Wireshark screencap showing upstream (192.168.48.2:8080) sending envoy (192.168.48.3) HEADERS with end of stream set to true, then envoy sending RST_STREAM to both downstream client (192.168.48.1) and upstream. These messages are highlighted - other DATA messages from upstream->envoy and envoy->client can also be seen.

screenshot857

Conversely, here's a successful Python client (irritatingly both streams had id 1, so be sure to check source/destination IP) screenshot858

And here's a Java client also succeeding through envoy screenshot859

I can provide the pcapng file for any of these if desired, but the example project should easily reproduce this as well.

Call Stack: N/A

Other notes: Through wireshark and through setting additional custom trailers on server responses, we've ruled out the python client getting the RST_STREAM as well but incorrectly reporting success. We also tested with both the Netty and OkHttp clients and both exhibit the error, giving a degree of confidence that this is an envoy issue rather than both implementations having the same bug.

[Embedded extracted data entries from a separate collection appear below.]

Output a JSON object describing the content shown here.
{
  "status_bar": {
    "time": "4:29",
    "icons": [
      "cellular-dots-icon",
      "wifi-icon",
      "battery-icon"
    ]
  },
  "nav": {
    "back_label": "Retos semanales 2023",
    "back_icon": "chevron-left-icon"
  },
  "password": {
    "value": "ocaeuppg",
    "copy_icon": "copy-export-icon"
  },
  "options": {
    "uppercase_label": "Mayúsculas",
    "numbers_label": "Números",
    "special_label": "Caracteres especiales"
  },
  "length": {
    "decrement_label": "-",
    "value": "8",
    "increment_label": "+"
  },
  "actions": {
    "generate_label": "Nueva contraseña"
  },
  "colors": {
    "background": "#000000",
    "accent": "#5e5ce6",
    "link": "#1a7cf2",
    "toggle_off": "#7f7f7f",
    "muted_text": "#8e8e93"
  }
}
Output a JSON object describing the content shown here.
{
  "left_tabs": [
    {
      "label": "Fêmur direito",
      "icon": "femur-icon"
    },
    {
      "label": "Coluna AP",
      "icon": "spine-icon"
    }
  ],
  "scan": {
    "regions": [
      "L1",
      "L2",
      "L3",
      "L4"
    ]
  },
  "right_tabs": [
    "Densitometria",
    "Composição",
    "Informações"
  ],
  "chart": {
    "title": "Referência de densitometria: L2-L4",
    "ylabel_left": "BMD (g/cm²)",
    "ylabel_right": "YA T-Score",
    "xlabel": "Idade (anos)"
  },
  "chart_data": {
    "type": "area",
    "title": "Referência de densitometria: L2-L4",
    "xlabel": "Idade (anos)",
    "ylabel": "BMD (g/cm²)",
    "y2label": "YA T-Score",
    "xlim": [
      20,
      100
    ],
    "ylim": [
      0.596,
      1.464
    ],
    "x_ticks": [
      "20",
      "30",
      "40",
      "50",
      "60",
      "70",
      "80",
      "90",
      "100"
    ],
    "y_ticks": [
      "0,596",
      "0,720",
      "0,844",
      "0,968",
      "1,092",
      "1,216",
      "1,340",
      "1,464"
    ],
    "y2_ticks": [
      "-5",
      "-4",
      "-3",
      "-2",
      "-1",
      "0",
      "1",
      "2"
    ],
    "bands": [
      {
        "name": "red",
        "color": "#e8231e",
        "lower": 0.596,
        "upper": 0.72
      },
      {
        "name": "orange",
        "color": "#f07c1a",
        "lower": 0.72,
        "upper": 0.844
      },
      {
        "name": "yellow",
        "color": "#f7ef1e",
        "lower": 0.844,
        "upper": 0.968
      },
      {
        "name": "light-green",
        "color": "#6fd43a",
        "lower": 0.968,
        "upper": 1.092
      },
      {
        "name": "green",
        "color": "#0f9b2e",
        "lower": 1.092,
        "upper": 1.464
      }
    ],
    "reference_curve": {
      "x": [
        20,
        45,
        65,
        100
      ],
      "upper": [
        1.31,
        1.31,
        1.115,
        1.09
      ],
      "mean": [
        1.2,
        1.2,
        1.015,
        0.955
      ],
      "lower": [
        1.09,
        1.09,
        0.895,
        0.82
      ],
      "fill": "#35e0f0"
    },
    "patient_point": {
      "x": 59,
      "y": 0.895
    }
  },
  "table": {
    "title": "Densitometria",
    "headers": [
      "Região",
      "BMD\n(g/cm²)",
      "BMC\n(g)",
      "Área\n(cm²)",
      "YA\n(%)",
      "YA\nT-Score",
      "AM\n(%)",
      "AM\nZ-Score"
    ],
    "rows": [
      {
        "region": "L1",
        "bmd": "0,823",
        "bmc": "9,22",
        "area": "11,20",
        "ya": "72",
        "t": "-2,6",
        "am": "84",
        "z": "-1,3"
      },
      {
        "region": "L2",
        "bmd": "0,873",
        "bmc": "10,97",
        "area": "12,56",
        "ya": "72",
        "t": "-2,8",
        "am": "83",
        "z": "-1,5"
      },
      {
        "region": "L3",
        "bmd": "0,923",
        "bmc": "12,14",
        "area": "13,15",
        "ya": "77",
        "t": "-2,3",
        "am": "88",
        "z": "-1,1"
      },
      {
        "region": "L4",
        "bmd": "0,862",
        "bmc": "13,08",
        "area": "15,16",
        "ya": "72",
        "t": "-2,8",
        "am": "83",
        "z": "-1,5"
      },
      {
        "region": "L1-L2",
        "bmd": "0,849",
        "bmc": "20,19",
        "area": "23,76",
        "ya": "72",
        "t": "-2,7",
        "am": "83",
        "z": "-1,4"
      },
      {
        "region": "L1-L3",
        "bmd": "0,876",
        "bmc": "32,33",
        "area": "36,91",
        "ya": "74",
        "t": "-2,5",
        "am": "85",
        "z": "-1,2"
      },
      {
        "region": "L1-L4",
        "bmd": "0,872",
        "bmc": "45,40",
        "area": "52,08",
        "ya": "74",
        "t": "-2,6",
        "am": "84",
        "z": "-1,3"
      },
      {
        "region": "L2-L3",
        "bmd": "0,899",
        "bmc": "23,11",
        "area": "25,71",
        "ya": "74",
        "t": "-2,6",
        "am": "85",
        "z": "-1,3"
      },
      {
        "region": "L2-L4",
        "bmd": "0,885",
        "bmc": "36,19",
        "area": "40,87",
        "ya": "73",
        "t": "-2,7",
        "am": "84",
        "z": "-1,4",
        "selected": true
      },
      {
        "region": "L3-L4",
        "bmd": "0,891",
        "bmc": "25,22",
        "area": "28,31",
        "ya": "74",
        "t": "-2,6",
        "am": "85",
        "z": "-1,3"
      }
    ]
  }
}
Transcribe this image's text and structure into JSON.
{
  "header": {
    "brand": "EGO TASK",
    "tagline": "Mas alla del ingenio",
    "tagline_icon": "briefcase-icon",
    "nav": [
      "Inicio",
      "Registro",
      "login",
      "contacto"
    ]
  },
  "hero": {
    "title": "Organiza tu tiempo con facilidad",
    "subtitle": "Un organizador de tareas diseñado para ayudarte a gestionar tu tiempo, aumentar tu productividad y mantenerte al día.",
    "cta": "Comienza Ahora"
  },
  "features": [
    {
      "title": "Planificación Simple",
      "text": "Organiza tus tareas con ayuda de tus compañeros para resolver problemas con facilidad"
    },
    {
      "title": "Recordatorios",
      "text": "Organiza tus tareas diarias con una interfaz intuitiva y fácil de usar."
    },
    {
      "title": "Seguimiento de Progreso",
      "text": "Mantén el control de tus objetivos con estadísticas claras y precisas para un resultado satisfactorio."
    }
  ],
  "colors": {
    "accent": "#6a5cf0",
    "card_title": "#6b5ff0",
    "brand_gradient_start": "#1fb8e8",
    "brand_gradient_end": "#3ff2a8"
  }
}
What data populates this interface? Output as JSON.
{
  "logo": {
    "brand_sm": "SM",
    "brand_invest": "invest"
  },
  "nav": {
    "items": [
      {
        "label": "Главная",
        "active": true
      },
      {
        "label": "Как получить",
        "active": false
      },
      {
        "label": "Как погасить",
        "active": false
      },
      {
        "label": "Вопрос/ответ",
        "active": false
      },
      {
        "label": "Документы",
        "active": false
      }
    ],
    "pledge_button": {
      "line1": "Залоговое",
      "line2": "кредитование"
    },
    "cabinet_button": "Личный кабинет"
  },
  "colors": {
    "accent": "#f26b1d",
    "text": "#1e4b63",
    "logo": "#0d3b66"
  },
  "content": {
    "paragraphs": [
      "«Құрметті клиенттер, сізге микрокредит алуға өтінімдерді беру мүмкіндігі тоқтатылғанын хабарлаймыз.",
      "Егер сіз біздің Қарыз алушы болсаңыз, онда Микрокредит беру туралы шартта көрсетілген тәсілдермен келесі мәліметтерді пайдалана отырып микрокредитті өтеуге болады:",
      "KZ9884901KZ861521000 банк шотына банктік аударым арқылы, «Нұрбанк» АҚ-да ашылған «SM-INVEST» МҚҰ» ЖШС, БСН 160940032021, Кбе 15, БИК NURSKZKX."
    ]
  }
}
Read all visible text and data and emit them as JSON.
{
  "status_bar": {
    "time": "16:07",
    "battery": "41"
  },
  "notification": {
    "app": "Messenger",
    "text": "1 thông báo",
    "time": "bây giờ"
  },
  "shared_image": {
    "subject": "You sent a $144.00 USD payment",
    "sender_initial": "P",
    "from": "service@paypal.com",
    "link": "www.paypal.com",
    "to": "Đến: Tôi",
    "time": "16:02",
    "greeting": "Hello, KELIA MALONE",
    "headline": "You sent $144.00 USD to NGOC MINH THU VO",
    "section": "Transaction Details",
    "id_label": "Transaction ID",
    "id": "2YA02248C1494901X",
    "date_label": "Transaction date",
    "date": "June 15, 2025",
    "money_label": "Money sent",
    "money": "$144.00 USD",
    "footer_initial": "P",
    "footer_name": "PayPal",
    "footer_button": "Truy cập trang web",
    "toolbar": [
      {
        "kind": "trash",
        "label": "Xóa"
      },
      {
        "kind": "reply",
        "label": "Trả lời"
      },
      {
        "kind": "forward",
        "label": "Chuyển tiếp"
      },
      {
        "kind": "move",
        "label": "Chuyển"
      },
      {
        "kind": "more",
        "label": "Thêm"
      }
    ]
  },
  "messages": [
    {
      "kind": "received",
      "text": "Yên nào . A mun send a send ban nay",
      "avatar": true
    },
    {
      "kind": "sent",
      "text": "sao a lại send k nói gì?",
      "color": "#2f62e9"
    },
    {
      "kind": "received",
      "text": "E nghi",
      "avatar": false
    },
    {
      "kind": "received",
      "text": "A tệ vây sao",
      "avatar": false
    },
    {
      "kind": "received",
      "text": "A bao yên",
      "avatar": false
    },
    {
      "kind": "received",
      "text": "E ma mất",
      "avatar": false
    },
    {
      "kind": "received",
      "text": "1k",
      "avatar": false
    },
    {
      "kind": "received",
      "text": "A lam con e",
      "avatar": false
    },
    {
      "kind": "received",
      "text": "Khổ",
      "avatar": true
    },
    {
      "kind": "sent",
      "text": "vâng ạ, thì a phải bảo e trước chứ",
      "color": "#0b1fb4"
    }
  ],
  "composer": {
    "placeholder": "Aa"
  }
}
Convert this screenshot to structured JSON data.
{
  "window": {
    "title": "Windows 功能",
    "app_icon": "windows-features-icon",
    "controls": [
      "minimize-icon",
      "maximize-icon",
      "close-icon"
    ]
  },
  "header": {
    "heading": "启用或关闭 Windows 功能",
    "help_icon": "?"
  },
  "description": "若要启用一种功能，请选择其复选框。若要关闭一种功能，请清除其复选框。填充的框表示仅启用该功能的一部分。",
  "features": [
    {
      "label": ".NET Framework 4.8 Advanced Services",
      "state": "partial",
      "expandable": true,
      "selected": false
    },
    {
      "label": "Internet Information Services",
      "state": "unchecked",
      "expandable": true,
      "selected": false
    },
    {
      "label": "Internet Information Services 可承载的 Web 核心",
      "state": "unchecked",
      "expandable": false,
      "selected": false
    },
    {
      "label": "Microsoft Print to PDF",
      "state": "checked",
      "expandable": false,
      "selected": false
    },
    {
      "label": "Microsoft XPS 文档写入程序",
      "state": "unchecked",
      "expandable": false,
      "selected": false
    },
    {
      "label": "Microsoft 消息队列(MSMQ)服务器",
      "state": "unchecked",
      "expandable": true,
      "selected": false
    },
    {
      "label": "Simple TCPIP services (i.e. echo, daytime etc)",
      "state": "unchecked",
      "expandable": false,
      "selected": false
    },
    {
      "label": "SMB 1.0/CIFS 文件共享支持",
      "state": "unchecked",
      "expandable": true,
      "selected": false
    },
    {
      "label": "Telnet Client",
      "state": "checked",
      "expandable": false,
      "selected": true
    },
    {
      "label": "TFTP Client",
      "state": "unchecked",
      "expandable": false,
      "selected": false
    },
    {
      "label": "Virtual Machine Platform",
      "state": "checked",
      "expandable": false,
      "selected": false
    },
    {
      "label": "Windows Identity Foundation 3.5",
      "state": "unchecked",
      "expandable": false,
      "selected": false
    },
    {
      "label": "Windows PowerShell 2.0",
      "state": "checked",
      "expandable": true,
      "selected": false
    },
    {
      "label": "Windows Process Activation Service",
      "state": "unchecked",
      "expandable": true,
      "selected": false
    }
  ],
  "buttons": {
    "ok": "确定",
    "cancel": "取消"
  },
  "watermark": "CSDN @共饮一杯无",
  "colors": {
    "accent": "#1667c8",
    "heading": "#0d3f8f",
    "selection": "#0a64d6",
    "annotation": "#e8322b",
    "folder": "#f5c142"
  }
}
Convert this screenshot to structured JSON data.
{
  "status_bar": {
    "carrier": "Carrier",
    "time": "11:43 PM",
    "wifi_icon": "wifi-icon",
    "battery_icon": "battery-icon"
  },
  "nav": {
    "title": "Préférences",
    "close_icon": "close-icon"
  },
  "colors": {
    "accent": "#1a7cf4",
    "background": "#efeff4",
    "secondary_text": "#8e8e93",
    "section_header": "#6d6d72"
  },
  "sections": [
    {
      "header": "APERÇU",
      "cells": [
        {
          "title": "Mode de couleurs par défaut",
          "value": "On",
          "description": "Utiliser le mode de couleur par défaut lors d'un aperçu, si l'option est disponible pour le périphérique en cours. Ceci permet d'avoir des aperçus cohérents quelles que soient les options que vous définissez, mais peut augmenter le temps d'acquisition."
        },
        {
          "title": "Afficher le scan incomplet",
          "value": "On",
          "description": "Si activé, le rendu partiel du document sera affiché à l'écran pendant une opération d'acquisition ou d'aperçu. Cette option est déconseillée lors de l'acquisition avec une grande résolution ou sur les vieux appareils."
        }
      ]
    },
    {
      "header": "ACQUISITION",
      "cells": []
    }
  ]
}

niloc132 commented 1 year ago

The 1.27.1 release with a fix for resetting streams was just brought to my attention - I tweaked the linked project to use the v1.27.1 envoy image, and can confirm that this did not fix the issue.

kyessenov commented 1 year ago

CC @yanavlasov @alyssawilk

github-actions[bot] commented 12 months ago

This issue has been automatically marked as stale because it has not had activity in the last 30 days. It will be closed in the next 7 days unless it is tagged "help wanted" or "no stalebot" or other activity occurs. Thank you for your contributions.

devinrsmith commented 12 months ago

Adding comment to trigger activity. Hoping project member can take a look. Thanks!

alyssawilk commented 11 months ago

Sorry we haven't been able to get to this yet. It could be a codec issue or an Envoy issue and we're just now changing the underlying codec in https://github.com/envoyproxy/envoy/pull/31086. Can you see if that addresses the problem and if not I'll try to take a look?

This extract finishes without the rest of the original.